Bistek bistek bistek

bistek--which means "beef steak"--is the filipino/chamoru equivalent of a beef dish called bistec commonly found throughout hispanic and latino countries. it is, in fact, the pacific cousin to bistec encebollado, or steak with onions. it is quite literally just that: grilled or pan-fried beef fillets marinated in a soy sauce and citrus marinade with just a hint of garlic, with rings of sautéed onions.
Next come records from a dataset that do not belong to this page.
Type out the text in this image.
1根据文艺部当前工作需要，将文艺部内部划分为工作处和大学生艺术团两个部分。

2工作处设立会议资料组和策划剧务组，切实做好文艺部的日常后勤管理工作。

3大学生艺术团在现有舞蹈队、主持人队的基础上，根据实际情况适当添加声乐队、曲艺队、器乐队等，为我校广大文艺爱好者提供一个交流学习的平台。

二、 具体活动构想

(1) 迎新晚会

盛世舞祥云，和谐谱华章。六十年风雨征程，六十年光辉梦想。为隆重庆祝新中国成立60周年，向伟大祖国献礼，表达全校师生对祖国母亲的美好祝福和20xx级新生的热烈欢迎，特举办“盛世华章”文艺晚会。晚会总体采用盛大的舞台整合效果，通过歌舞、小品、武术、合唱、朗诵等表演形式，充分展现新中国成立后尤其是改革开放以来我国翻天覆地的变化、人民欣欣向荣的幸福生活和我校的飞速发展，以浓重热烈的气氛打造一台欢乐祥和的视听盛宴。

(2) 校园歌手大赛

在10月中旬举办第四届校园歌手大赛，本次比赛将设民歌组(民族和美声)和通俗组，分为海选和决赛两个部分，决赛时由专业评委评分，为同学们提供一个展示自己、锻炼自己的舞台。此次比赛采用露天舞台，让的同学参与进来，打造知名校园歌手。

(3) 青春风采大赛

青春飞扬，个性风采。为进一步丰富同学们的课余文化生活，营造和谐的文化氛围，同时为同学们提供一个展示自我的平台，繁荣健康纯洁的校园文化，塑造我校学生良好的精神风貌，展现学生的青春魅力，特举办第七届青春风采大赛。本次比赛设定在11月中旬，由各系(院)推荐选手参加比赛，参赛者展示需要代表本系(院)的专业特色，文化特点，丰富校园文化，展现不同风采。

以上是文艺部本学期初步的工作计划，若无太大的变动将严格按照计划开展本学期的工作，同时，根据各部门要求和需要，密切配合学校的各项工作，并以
i`m not sure what the actual difference between the filipino and chamoru versions is, if there is one at all. the recipe i grew up with uses calamansi (or kalamansi if you like) juice as the souring agent. it also acts as a meat tenderizer, so it is not necessary to use the best cuts of beef for this--although i have generally seen sirloin and tenderloin (eye steak) used, this is a good way to use tougher cuts like flank and round. however, should you find yourself with a dozen defrosted rib eyes and new york strips because someone inadvertently unplugged the fridge overnight, don`t hesitate to use them. in fact, don`t hesitate to use them.

this is a fairly easy recipe, but it does require that you generally know how to cook a piece of meat. i can cook a tender cut of steak, but i`m flummoxed with a flank. my mother, however, can make the leanest cuts as soft as butter, so adapt this recipe accordingly. ideally you should end up with tender meat and meltingly soft onions in not-too-salty-not-too-sour meaty gravy. but you know what? if you eff it up, it`s still going to be pretty good, so don`t worry about it and try it again another time.


2-lbs of beef steaks of your choice, whatever you`re comfortable with using
1 cup of soy sauce (important note: if all you have is kikkoman original brand or something as strong, use less--anywhere from 1/4th to 1/2 cup less because it is a little harsh for this recipe. i use aloha shoyu, which i find is sweeter and milder, but try a lower sodium brand or even tamari if you can`t find an equivalent)
1/2-3/4th cup of calamansi juice, or any sour citrus juice--use more or less to your taste
2 large onions, cut into rings
2 cloves of garlic, minced finely
olive oil

marinate the meat in the soy sauce and calamansi juice for a minimum of four hours--overnight is better. depending on your cut of beef, two nights might be best, but that`s sort of pushing it. fry or grill in a large, smokin` hot pan or skillet on high heat until medium rare to medium (it will continue to cook for a few minutes after taken from heat). remove from pan, set aside. lower the heat to medium high, add a couple tablespoonfuls of olive oil to the pan, then the garlic and onions. sautée until at least translucent--my family prefers them to be caramelized, which takes much longer but has a sweeter result. add beef and any meat juices back into pan; if it`s relatively dry, add some of the marinade and/or water, turn heat down, simmer for a few minutes. serve with a bucket of rice or potatoes.